Они ввалились в тепло дома и упали возле печки.
– Откуда ж вы, милые? – вздохнул старик, осторожно опускаясь на скобленую добела скамейку.
– Из-под Демянска, дед! Дай поесть чего-нибудь, а?
Старик суетливо бросился к столу, откинул полотенце и отломил от ковриги два больших ломтя хлеба!
Они вцепились в него, словно два голодных волка. И хлеб тут же застрял в сухой глотке, так, что невозможно было проглотить.
Виталик закашлялся, покраснел, а Захар показал на горло и прохрипел:
– Дайте воды! Во-о-о-ды!
Хозяин покачал головой и подал им по кружке молока.
Захлебываясь, пили они кислое теплое молоко.
– Живым – живое! – Пробормотал старик. – Живым – живое…
Но, через несколько минут, у обоих начались дикие рези в животе, спазмы один за другим скручивали внутренности. Сначала Захар, потом Виталик упали на пол, корчась в судорогах.
Старик всполошился, подскочил к печи, открыл рогачем заслонку и достал чугунок, кружкой зачерпнул горячей воды и подал им.
От воды слегка полегчало.
– Полезайте-ка парни на печку. Погреетесь да отоспитесь. А я сейчас прибегу…
– Ты дед куда? – насторожился Виталик, пытаясь подсадить Захара, а второй рукой держа винтовку.

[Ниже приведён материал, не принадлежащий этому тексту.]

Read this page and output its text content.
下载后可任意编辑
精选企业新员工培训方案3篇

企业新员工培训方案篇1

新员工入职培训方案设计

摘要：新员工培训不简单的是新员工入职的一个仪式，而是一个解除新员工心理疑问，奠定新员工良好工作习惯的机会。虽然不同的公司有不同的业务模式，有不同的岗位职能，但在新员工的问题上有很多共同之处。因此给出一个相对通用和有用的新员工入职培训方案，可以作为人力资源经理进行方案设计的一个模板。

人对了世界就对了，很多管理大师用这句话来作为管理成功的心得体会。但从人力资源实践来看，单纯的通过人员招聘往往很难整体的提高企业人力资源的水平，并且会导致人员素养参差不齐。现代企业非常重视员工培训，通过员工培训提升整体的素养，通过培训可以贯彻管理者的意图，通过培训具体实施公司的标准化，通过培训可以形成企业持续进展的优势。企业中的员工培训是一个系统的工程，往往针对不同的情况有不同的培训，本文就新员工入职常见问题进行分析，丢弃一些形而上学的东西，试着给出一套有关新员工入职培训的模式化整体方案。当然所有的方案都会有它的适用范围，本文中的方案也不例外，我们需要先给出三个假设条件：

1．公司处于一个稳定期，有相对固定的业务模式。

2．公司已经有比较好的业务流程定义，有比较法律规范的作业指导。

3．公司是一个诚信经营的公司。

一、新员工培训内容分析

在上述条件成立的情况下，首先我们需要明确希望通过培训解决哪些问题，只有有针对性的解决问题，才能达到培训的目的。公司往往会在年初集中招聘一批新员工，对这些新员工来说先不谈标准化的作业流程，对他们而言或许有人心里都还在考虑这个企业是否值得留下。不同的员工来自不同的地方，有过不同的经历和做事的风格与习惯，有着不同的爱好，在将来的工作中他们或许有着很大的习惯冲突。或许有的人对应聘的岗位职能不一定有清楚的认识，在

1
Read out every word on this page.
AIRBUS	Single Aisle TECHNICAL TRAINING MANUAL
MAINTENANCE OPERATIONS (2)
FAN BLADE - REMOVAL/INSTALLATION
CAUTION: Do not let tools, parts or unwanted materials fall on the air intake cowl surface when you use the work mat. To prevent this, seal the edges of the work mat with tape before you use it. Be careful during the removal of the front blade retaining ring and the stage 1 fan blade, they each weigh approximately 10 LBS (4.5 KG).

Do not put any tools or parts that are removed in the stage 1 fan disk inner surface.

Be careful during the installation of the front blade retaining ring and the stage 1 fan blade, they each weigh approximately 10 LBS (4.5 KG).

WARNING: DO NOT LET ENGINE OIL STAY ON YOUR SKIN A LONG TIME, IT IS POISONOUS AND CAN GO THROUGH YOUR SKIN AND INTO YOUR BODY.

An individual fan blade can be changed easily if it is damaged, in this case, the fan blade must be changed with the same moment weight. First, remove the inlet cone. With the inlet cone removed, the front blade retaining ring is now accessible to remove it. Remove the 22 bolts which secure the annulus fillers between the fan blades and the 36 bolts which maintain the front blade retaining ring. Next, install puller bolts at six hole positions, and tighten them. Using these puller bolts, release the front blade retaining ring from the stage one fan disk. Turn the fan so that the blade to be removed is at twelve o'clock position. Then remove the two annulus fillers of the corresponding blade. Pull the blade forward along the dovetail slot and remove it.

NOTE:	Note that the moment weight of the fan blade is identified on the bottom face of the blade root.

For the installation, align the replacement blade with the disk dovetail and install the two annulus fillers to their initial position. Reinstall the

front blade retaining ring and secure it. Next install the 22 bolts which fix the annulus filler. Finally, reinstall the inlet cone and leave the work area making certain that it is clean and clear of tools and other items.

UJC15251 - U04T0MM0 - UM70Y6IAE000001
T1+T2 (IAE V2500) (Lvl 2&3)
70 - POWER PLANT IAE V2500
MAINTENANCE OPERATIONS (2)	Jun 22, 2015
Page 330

– Ты, сынок, не бойся, не за немцами. Вот тебе крест святой перед иконами! – И старик перекрестился на лики икон, освещенные маленькой лампадкой. – За бабкой Меланьей сбегаю, вишь, чего… Подружка она моей покойницы. Надо же, такая постная еда, а беды столько наделала… А винтовку то ты убери от греха.
– Не дам! – прищурился Виталик. – Со мной будет.